With load of my beatzzzz I crank up the distortion and bring down the volume of the overall drum buss level. I dunno. Try loads shit. Add on some chorus to some of your hats or breaks... I dunno... experiment!

Also... in terms of levels... the kick and snare HAVE to be quite a lot louder than the rest of your percussion/breaks. That's if you want a punchy kick and snare. Just make them louder in the mix in general.
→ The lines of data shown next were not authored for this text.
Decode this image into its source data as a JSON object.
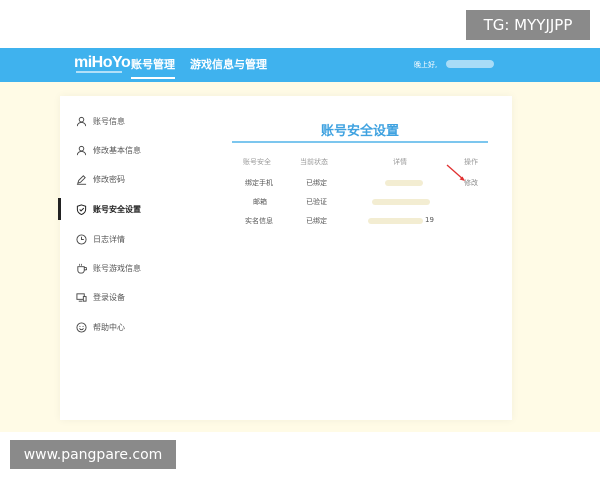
{
  "watermark_top": "TG: MYYJJPP",
  "header": {
    "logo": "miHoYo",
    "nav": [
      "账号管理",
      "游戏信息与管理"
    ],
    "greeting": "晚上好,"
  },
  "sidebar": {
    "items": [
      {
        "label": "账号信息",
        "icon": "user-icon"
      },
      {
        "label": "修改基本信息",
        "icon": "user-edit-icon"
      },
      {
        "label": "修改密码",
        "icon": "pencil-icon"
      },
      {
        "label": "账号安全设置",
        "icon": "shield-icon"
      },
      {
        "label": "日志详情",
        "icon": "clock-icon"
      },
      {
        "label": "账号游戏信息",
        "icon": "cup-icon"
      },
      {
        "label": "登录设备",
        "icon": "device-icon"
      },
      {
        "label": "帮助中心",
        "icon": "help-icon"
      }
    ]
  },
  "main": {
    "title": "账号安全设置",
    "columns": [
      "账号安全",
      "当前状态",
      "详情",
      "操作"
    ],
    "rows": [
      {
        "item": "绑定手机",
        "status": "已绑定",
        "detail": "",
        "action": "修改"
      },
      {
        "item": "邮箱",
        "status": "已验证",
        "detail": "",
        "action": ""
      },
      {
        "item": "实名信息",
        "status": "已绑定",
        "detail": "19",
        "action": ""
      }
    ]
  },
  "watermark_bottom": "www.pangpare.com",
  "colors": {
    "header": "#3fb2ee",
    "accent": "#3fa2e0",
    "arrow": "#e03030"
  }
}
Fuck knows if any of that made sense but yeah... hope you got something out of that... lulz
 
Thanks guys, what I seem to do is make a redrum/kong instrument and get all the instruments I need in there (snare, precussion, kick, cymbal, hihats, etc.) and add all the eqing, compression, limiting and stereo imaging. But just recently I've added a seperate channel for a snare and another for a kick so there is a more prominant hit on the kick and snare (I've done this on my new track, Fissure - in signature). This process gives me the chance to phatten (add more low and mid levels) to the kick, snare and preccussion of the entire beat so that it gives it more punch outside of the two outter channels that focus on the low and mid of the kick, and the mid and high of the snare). I hate my beats sounding too tinny or crisp because it gives it a fake sense of realism (IMO), but I like to take away some high end frequency because majority of the time it makes the beat sound more phat.
That's what I do, I dunno what you guys do, but hopefully this gives a more open illumination of the way I do things via breaks.
 
Also, don't forget that every track that gets released usually is mastered which basicly puts the BOOM back into DnB. Alot of people seem to forget that!
 
I think EQ'ing most of the drums on different channels is a pretty good idea.
Just make sure you rather turn stuff down rather than up to shape the sound. Somethings you've got to give things a bit of a boost, though, I usually give the kick a nudge in the low bass range-ish.
Oh, and turn any part of the spectrum you don't need down completely. Cut the sub and the bass from the hats, chop the top off the kicks, etc.
 
Another technique maybe is to get a kick hat snare pattern, just basic, and layer a break on it, from which you cut the low frequencies. Then check your spectrum to see if everything is filled up, cause otherwise your beat will sound a bit 'empty' somtimes. Than you can add another break, like some bongo conga shizz, or just mess a bit around with percussion. That's what i do sometimes :p
And indeed eq you drums and breaks on different channels to make sure they fit each other.
 
Try some tube amp, or some tape saturation. Parallell bus fed into your master drum bus. Or just on your kick and snare. Add a bit of noise to your kick or snare. Dirty things up a bit.

I know this chinese proverb that gets bandied about a lot about 'vely good sample makes extra sauce and polish well', but I reckon that if everything is too clean, too perfect and all fenced in by eq's it loses phatness.

Add some grit.

This works well
 
Ok then. I'm gonna record some wheelbarrow tomorrow and upload it for you all. In the post your kicks thread perhaps.